2. Start Your Day in the Mood You Want to End It

It’s match day. The attitude you choose for today is crucial. What kind of day do you want to have? How do you want to present yourself? What do you want to demonstrate? What will guide you today?

Try to imagine the state you want to be in at the end of the match. That’s precisely the state in which you want to start the game. Remember that you are the only one in control of your thoughts, emotions, and behavior. If you want to come out as a winner at the end of the day, now is the time to start behaving that way.

3. Remember the Goals for the Match

Think about the team’s collective goals and your individual tasks that you want to accomplish today. Determine 2-3 focus points and stick to them.
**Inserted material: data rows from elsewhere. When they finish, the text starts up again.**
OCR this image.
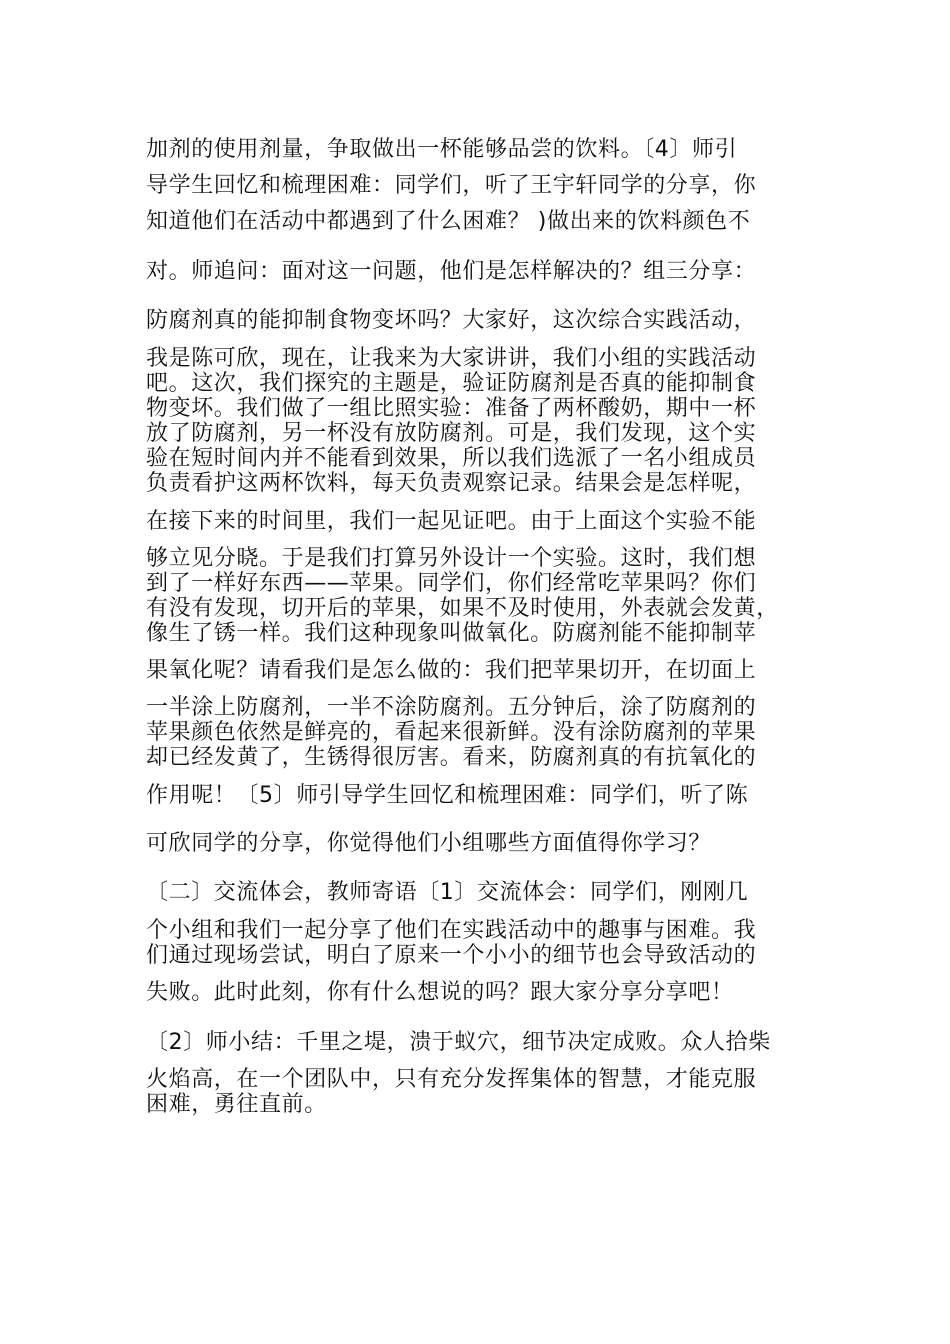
加剂的使用剂量，争取做出一杯能够品尝的饮料。〔4〕师引
导学生回忆和梳理困难：同学们，听了王宇轩同学的分享，你
知道他们在活动中都遇到了什么困难？ )做出来的饮料颜色不
对。师追问：面对这一问题，他们是怎样解决的？组三分享：
防腐剂真的能抑制食物变坏吗？大家好，这次综合实践活动，
我是陈可欣，现在，让我来为大家讲讲，我们小组的实践活动
吧。这次，我们探究的主题是，验证防腐剂是否真的能抑制食
物变坏。我们做了一组比照实验：准备了两杯酸奶，期中一杯
放了防腐剂，另一杯没有放防腐剂。可是，我们发现，这个实
验在短时间内并不能看到效果，所以我们选派了一名小组成员
负责看护这两杯饮料，每天负责观察记录。结果会是怎样呢，
在接下来的时间里，我们一起见证吧。由于上面这个实验不能
够立见分晓。于是我们打算另外设计一个实验。这时，我们想
到了一样好东西——苹果。同学们，你们经常吃苹果吗？你们
有没有发现，切开后的苹果，如果不及时使用，外表就会发黄，
像生了锈一样。我们这种现象叫做氧化。防腐剂能不能抑制苹
果氧化呢？请看我们是怎么做的：我们把苹果切开，在切面上
一半涂上防腐剂，一半不涂防腐剂。五分钟后，涂了防腐剂的
苹果颜色依然是鲜亮的，看起来很新鲜。没有涂防腐剂的苹果
却已经发黄了，生锈得很厉害。看来，防腐剂真的有抗氧化的
作用呢！〔5〕师引导学生回忆和梳理困难：同学们，听了陈
可欣同学的分享，你觉得他们小组哪些方面值得你学习？
〔二〕交流体会，教师寄语〔1〕交流体会：同学们，刚刚几
个小组和我们一起分享了他们在实践活动中的趣事与困难。我
们通过现场尝试，明白了原来一个小小的细节也会导致活动的
失败。此时此刻，你有什么想说的吗？跟大家分享分享吧！
〔2〕师小结：千里之堤，溃于蚁穴，细节决定成败。众人拾柴
火焰高，在一个团队中，只有充分发挥集体的智慧，才能克服
困难，勇往直前。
If each player does their tasks well, the team progresses. Don’t burden yourself with analyzing all possible scenarios; instead, focus on a few areas that are under your control and that you can excel in. Clarity brings confidence.

4. Warm-up

During warm-up, find the zone of today’s optimal intensity that you can sustain for most of the match. Start warming up with lower intensity, then maintain your optimal activity intensity – remember how you feel when the intensity is optimal. How are you moving, how much energy are you putting in, what are you doing well?

After experiencing the optimal intensity for a few moments, push your body to maximum intensity and then return to the optimal one with which you start the match. The focus for the start of the game will then be ideal.

5. Get in the Zone

Focus on your strengths, think about the good training sessions you’ve had this week. Remember everything you’ve progressed in. The brain is a “control freak” – give it what it wants but be careful what you “feed” it with. Focus on what you can control, your emotions/behavior/thoughts that bring you confidence.

6. Body Language

Choose body language and facial expression that sends a message. Look confident, and you’ll feel it. There is an inseparable connection between the body, thoughts, and emotions.

7. Team Greeting

Before the start of the match, gather in the center or near the bench, hug your teammates, or shake their hands. Let everyone feel the energy of unity. You’re ready; transmit that to your teammates! The game begins.

As we said at the beginning, all the steps mentioned are just guidelines to help athletes enter the match prepared. It’s up to you to find your best way that helps you give your best in unpredictable circumstances.